As computing continues to advance, barriers that were once in place to inhibit the use of hexagons or other data storage models will continue to evaporate. As datasets become larger and any small computational gains compound, hexagonal data models have the potential to provide for analytical performance gains that should overcome any of the drawbacks. As discussed in depth by Goodchild (2018), GIS is no longer confronted with the same technical limitations owing to computing storage and processing as it was at its outset.
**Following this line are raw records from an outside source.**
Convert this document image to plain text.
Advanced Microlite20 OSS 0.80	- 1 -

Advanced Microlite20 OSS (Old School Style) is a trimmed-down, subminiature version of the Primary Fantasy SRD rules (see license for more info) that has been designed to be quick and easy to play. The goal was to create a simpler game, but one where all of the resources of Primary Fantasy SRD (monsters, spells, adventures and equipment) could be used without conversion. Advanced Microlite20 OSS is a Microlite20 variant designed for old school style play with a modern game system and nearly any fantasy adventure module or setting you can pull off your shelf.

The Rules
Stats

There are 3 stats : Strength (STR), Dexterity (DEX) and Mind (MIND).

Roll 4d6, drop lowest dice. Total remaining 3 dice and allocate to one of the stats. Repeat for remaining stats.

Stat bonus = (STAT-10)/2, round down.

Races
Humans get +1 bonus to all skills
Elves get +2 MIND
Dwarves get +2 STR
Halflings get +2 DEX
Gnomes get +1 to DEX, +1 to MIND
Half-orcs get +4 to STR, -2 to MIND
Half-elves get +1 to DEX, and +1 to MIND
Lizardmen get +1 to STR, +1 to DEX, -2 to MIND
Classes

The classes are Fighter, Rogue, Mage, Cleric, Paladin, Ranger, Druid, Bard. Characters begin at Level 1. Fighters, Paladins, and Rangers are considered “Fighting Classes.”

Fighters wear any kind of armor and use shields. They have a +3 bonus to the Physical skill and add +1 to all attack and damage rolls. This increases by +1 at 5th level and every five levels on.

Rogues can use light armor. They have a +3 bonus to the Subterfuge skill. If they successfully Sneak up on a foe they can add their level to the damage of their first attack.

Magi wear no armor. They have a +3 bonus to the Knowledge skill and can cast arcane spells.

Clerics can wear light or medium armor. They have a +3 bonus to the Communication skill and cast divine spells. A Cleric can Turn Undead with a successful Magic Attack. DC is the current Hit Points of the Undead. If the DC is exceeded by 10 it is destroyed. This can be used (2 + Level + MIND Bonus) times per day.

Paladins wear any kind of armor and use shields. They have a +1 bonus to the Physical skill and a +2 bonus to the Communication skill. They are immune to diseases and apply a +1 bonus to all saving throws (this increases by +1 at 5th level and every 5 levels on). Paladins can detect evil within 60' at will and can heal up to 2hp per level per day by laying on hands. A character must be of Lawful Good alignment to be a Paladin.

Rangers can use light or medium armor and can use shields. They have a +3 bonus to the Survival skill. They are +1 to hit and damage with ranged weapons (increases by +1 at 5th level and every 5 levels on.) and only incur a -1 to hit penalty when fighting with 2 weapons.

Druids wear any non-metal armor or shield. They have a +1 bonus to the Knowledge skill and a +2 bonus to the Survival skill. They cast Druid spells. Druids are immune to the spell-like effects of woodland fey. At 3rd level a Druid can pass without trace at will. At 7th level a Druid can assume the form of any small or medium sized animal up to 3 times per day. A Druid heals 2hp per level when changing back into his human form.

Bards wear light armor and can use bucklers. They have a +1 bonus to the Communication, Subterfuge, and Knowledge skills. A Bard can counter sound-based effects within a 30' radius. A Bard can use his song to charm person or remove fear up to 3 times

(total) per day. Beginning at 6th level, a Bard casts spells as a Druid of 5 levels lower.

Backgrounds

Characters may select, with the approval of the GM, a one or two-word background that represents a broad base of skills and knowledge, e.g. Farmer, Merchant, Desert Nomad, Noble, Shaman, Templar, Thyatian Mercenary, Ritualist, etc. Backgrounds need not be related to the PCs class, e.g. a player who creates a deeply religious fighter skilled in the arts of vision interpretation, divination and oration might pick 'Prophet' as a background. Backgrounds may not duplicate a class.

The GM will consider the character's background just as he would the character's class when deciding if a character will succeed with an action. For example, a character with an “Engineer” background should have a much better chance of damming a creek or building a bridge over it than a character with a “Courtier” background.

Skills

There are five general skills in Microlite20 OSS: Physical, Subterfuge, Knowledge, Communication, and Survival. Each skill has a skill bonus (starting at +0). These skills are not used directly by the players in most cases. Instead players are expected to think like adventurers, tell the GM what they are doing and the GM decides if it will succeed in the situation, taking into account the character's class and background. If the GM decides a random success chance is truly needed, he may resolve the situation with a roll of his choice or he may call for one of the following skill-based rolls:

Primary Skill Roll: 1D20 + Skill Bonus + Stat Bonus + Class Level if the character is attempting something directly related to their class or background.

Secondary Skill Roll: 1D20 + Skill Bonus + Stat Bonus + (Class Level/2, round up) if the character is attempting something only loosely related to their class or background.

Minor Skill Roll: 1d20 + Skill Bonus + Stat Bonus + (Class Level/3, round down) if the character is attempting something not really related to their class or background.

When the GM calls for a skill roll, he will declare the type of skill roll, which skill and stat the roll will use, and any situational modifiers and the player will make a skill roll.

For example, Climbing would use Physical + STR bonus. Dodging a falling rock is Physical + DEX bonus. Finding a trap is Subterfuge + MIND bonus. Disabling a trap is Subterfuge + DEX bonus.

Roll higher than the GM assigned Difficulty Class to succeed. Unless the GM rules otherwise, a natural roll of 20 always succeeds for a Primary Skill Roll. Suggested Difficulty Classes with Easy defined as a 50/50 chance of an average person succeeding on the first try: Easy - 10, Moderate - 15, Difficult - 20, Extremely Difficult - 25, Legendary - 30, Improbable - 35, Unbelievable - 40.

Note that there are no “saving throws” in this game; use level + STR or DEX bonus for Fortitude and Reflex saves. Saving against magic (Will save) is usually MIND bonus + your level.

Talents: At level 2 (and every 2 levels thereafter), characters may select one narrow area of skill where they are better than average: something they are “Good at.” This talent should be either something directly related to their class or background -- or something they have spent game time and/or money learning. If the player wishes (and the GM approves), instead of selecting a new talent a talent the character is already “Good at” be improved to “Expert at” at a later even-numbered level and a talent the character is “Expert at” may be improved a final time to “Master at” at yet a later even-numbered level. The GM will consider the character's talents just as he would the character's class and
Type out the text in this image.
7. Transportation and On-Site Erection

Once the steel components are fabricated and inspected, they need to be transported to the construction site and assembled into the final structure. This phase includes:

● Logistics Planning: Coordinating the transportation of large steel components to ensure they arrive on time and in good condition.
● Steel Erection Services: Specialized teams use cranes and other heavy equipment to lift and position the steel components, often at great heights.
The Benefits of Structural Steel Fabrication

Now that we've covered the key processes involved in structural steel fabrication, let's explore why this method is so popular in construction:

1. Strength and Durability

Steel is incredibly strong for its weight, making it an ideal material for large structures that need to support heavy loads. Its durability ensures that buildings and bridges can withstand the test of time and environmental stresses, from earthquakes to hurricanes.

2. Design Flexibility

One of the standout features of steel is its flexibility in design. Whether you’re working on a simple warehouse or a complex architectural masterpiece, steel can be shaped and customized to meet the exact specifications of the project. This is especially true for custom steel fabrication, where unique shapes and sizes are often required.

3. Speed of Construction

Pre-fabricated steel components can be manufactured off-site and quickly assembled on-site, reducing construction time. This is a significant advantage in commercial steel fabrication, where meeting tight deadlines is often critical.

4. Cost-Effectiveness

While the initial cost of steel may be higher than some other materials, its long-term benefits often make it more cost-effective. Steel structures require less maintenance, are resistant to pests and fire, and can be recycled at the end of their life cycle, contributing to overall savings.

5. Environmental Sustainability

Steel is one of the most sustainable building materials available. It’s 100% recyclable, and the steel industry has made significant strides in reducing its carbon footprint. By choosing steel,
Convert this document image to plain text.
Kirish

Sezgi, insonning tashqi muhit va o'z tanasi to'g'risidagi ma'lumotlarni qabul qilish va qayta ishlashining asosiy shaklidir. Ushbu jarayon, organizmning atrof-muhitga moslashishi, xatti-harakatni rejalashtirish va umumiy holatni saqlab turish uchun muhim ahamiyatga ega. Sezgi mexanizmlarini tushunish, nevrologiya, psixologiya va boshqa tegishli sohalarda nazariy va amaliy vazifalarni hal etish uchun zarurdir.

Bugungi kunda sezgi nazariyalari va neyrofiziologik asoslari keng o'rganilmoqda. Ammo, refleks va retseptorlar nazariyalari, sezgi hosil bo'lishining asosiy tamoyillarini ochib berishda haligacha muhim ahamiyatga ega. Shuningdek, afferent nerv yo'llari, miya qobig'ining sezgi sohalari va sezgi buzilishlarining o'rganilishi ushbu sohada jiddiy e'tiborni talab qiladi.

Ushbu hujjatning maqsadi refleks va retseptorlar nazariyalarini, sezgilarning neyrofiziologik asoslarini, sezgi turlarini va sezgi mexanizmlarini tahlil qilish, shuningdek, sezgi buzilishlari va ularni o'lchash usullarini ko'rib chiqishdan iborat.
While outside the bounds of this article, related research has recognized hexagons as one of the most efficient resource packing geometries in the natural world, namely in honeycombs, soap bubbles, human photoreceptors, dragonfly eyes, among others (Roorda, 2001). It’s fascinating to note that all of our visual stimuli is being interpreted via hexagonal geometric structures.

7. Discrete Global Grid Systems

A Discrete Global Grid (DGG) is simply a partitioning of the earth’s surface. One of the most common and long-standing DGGs is the latitude/longitude geographic coordinate system. Based on the geographic coordinate system one employs, coordinates can be assigned to locations on a sphere based on a grid and a level of precision implied (Sahr, 2003). The geographic coordinate system, however, has limitations when it comes to analyzing and representing data at a global scale. As cartographers have grappled with for centuries, distortions in area, shape, distance, etc. are inherent with any planar projection.

Advancements in computing and data capture have provided for research at a global scale to expand rapidly, with that expansion, the need for systems better suited for storing, visualizing, and analyzing this information also arose. 

For an in-depth discussion of history and development of DGGs, please review the work of Kimerling (1999) and Sahr (2003). These papers both review the properties of multiple DGG schema of various tessellating geometric shapes. As noted in the papers, the concern for most researchers is locating a ‘best fit’ model that provides equal-area cells and a nested hierarchy.

One of the most widely used "hexagonal" specifications, H3, was developed by Uber and released under an open-source Apache 2 license. H3 is a hierarchical geospatial index that uses a hexagonal tiling scheme. Each of the hexagons in the H3 specification has its own unique index, providing users with the ability to conduct global or local analyses or create visualizations.

Figure 5. Screenshot of the H3 tiling scheme over Europe. Source: https://h3geo.org/

There have been many other research and commercial activities that have resulted in DGGs. Just as is the case with map projections, there is no ‘best DGG’. Different systems exist and continue to be developed that are the best fit based on user needs. One recent example from the literature is the EASE-DGGS, a DGG built specifically for earth observation data (Thompson, 2022).